Abstract

Room-temperature precipitation from aqueous solutions yields the hitherto unknown metastable stoichiometric iron selenide (ms-FeSe) with tetragonal anti-PbO type structure. Samples with improved crystallinity are obtained by diffusion-controlled precipitation or hydrothermal recrystallization. The relations of ms-FeSe to superconducting β-FeSe1–x and other neighbor phases of the iron–selenium system are established by high-temperature X-ray diffraction, DSC/TG/MS (differential scanning calorimetry/thermogravimetry/mass spectroscopy), 57Fe Mössbauer spectroscopy, magnetization measurements, and transmission electron microscopy.

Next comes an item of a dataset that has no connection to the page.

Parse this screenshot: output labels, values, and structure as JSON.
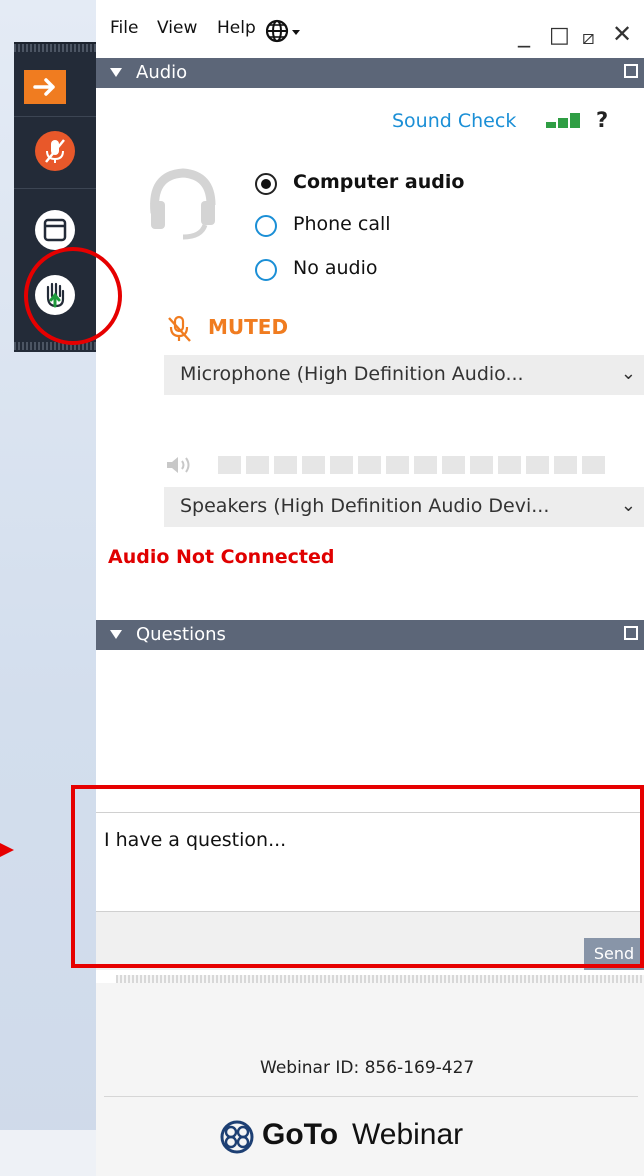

Above 300 °C, ms-FeSe decomposes irreversibly to β-FeSe1–x and Fe7Se8. The structural parameters of ms-FeSe (P4/nmm, a = 377.90(1) pm, c = 551.11(3) pm, Z = 2), obtained by Rietveld refinement, differ significantly from literature data for β-FeSe1–x. The Mössbauer spectrum rules out interstitial iron atoms or additional phases. Magnetization data suggest canted antiferromagnetism below TN = 50 K. Stoichiometric non-superconducting ms-FeSe can be regarded as the true “parent” compound for the “11” iron-chalcogenide superconductors and may serve as starting point for new chemical modifications.